Sicurezza It: in Italia necessario non vuol dire adottato

Horus Informatica identifica in budget limitati e scarsa cultura tecnologica le cause principali. Per un manager su due l’investimento in security non è sfruttato a fondo.

In attesa che qualche manager metta mano a budget It non del tutto risicati dalla crisi in atto, l’istantanea scattata da Horus Informatica conferma un andamento che, in tema di sicurezza It applicata alle realtà aziendali di casa nostra, si sta tristemente trasformando in trend consolidato. Lo sostiene Massimo Grillo (nella foto), general manager e Ceo del distributore di Arluno (Mi) che, forte di una specializzazione in Global access gateway Vpn Ssl, Reverse proxy, Local & Global server load balancing, Appliance application front end, Monitoring e gestione delle infrastrutture It, ha interpellato (con un non meglio precisato sondaggio) 200 responsabili aziendali del Paese.

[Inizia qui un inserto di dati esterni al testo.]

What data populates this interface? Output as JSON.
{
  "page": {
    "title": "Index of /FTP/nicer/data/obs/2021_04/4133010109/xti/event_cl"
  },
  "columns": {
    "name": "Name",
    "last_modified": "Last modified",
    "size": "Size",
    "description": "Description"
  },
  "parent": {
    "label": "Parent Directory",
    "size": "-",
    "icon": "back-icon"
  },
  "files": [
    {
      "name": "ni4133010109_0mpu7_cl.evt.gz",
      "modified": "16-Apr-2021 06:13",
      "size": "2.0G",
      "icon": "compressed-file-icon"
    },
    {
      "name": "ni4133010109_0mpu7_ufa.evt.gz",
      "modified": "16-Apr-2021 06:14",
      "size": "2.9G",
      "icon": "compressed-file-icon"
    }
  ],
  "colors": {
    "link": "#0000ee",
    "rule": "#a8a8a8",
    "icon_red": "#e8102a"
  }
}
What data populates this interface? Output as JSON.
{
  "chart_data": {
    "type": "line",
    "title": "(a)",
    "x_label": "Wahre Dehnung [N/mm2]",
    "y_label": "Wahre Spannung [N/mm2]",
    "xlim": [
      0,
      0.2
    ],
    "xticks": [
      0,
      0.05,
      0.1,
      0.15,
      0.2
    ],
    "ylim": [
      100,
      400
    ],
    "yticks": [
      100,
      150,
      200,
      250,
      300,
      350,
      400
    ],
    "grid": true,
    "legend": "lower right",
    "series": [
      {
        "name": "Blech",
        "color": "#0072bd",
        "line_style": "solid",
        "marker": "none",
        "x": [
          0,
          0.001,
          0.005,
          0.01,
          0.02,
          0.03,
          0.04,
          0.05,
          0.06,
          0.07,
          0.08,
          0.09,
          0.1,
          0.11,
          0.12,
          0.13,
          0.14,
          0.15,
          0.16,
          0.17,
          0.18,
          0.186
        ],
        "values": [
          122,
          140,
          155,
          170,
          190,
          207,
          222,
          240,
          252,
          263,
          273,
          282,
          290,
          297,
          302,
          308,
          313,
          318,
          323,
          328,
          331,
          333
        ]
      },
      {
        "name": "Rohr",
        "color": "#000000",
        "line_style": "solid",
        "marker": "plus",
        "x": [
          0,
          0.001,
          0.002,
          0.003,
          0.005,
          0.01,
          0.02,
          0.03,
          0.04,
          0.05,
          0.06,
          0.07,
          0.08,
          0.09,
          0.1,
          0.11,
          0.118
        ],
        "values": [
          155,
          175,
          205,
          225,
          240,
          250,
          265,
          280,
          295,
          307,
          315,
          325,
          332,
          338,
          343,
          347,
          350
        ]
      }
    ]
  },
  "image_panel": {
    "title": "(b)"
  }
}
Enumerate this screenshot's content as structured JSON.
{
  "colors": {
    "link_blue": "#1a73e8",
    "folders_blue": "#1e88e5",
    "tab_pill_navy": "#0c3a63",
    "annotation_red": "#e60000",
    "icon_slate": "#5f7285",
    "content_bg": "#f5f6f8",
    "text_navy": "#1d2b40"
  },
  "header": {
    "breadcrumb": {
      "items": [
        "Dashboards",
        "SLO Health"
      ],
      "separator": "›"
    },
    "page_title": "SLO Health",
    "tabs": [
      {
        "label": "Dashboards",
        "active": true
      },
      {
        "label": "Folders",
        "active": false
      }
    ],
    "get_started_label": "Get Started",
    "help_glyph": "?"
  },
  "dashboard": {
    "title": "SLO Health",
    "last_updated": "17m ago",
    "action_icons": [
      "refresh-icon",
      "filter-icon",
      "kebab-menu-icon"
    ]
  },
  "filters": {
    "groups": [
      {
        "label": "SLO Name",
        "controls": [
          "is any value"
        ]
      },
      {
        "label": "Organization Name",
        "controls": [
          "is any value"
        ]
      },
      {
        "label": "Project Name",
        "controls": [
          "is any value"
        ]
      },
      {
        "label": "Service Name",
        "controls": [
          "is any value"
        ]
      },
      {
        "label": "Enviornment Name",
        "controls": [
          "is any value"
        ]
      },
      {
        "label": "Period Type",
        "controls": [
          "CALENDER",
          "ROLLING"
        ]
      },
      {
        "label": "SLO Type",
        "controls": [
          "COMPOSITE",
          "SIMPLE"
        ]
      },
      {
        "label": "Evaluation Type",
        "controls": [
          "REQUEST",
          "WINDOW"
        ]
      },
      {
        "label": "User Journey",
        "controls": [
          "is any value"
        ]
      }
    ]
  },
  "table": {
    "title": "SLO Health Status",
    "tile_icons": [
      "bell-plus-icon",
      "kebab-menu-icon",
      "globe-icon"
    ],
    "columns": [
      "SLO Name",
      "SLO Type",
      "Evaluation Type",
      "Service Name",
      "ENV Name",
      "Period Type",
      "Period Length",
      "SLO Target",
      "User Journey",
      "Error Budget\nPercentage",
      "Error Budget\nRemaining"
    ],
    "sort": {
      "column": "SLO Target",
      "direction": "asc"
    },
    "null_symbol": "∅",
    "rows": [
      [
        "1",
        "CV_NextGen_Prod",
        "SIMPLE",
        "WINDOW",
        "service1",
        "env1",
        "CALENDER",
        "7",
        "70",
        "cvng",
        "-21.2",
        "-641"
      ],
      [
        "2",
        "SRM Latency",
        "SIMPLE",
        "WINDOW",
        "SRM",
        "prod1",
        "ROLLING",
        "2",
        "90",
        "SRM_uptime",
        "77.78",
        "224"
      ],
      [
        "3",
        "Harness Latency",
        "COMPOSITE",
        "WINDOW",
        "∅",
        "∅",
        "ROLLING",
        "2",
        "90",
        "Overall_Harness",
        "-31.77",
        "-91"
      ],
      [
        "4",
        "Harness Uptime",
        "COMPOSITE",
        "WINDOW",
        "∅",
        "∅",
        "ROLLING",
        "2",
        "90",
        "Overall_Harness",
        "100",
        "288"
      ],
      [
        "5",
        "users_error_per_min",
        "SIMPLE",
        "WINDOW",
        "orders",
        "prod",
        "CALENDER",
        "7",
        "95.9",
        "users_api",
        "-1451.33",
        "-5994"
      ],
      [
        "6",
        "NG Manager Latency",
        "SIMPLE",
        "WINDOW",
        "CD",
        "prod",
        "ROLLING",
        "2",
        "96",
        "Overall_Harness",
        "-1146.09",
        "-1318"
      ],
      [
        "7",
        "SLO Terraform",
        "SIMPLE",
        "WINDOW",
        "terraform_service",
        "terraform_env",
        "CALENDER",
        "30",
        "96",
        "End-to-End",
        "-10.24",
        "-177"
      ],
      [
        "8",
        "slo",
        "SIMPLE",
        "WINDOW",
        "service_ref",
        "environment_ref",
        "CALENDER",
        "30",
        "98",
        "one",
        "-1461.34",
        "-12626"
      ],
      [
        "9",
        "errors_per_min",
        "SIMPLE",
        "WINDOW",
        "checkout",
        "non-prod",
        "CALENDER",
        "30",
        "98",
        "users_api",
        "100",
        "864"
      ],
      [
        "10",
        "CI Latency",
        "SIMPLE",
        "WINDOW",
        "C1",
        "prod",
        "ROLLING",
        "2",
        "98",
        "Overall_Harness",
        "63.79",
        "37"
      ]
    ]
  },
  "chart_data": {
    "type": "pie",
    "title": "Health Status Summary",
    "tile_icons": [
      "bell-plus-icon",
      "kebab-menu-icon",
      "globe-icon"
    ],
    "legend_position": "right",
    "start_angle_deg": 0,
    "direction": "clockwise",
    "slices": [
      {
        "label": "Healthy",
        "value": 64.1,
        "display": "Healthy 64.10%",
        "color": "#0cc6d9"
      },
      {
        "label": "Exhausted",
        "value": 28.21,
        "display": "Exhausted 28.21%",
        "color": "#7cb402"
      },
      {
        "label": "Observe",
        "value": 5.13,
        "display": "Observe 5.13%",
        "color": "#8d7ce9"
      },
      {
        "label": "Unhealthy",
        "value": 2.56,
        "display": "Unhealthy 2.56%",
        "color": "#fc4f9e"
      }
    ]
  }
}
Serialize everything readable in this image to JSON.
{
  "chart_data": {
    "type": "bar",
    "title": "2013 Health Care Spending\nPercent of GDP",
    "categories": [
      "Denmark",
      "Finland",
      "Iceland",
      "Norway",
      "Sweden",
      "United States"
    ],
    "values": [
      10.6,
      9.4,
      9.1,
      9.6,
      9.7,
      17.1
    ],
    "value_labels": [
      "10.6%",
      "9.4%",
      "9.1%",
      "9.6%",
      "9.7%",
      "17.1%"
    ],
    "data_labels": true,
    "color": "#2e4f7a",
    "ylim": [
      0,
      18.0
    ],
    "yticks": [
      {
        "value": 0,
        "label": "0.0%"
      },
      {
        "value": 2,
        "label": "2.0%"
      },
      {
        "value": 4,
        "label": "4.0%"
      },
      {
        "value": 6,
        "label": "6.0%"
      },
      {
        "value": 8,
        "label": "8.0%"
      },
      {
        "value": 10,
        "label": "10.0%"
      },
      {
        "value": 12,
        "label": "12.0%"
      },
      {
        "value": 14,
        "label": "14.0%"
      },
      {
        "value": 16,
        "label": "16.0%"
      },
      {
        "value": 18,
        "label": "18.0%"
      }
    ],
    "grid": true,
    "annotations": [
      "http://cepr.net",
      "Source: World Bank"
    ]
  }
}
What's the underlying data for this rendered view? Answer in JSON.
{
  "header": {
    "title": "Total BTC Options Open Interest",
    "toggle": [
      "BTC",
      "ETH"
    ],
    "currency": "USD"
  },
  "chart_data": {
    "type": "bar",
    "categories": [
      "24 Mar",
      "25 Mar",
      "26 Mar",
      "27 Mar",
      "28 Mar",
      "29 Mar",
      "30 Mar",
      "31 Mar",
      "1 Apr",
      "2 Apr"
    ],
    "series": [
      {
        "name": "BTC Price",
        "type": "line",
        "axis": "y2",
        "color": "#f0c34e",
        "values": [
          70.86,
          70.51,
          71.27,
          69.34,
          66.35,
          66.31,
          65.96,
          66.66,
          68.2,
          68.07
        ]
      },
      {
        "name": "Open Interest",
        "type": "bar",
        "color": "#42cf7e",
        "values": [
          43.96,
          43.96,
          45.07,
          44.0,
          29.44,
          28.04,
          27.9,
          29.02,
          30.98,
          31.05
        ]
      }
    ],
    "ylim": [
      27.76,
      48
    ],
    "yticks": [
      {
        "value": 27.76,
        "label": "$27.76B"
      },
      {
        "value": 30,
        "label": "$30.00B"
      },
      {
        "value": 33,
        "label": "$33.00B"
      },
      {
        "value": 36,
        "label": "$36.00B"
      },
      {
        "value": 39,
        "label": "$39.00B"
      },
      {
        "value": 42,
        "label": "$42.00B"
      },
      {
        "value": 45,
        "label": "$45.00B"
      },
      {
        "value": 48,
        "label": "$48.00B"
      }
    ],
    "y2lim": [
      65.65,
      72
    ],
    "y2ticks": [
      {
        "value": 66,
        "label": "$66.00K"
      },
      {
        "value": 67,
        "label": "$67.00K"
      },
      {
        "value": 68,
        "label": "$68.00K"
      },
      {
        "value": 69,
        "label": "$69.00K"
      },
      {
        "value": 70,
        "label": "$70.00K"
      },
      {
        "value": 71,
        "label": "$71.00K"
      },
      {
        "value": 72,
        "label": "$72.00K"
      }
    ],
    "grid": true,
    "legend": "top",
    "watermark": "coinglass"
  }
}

Quanto ne è uscito non entusiasma di certo, se non sotto il profilo delle opportunità che si aprono per quegli operatori che, come Horus, fanno del supporto ai clienti aziendali, esclusivamente tramite partner certificati, la propria ragione di business. Di quest’ultimi sembra aver bisogno il panorama italiano, se è vero che il livello di cultura It in azienda è ritenuto «scarso o sufficiente» dal 73% degli interpellati impendendo così «uno sfruttamento ottimale di quanto già investito in termini di infrastrutture per la sicurezza It». Un dato, quest’ultimo ulteriormente avvalorato da quel 50% di rispondenti secondo i quali, laddove gli investimenti in security sono stati effettuati, le potenzialità non vengono sfruttate pienamente.

In altre parole, nonostante il mercato si stia muovendo verso soluzioni sempre più efficienti e con un miglior rapporto qualità/prezzo, il 70% dei responsabili raggiunti da Horus Informatica cita la mancanza di un budget adeguato come concreto impedimento all’implementazione in azienda di un’Information technologyidonea”. Così, per un 48% di rispondenti che sostengono come sia «una limitata cultura It a ostacolare scelte di campo migliori», esiste un altro buon 25% che addossa alla «mancanza di personale tecnico specializzato» le responsabilità di uno sviluppo della sicurezza It nelle aziende italiane, ormai cronicamente arretrato.

Data una rapida scorsa alle necessità di protezione di cui oggi le aziende non possono, però, fare a meno, viene spontaneo constatare la spaccatura esistente fra la situazione attuale e le effettive esigenze. Le stesse che, con crescente insistenza, parlano di sicurezza perimetrale, sicurezza degli endpoint, perdita dei dati, controllo delle applicazioni anche attraverso soluzioni per il controllo degli accessi e policy user based delle conversazioni di messaggistica istantanea e del trasferimento dei file. Soluzioni di cui la stragrande maggioranza del campione raggiunto afferma di aver sentito parlare, ma per le quali i budget e la cultura It a disposizione nulla possono.

Così, se in tema di cloud computing e virtualizzazione è opportuno stendere un velo pietoso, vista la generale scarsa conoscenza riscontrata sul tema, è altrettanto vero che anche le aziende italiane stanno finalmente affrontando un’adozione sempre più massiccia di tecnologie che permettono di lavorare da remoto. Peccato che, a fronte di un 55% di realtà che affermano di avere fino a un quarto della propria forza lavoro in movimento e di un altro 22%, che alza alla metà il numero dei referenti on the move, il 60% risponda di non avere alcuna adeguata protezione in termini di sicurezza e controllo di dispositivi di memorizzazione removibili che, qualora utilizzati da malintenzionati, potrebbero trasformarsi in attacchi oltremodo dannosi.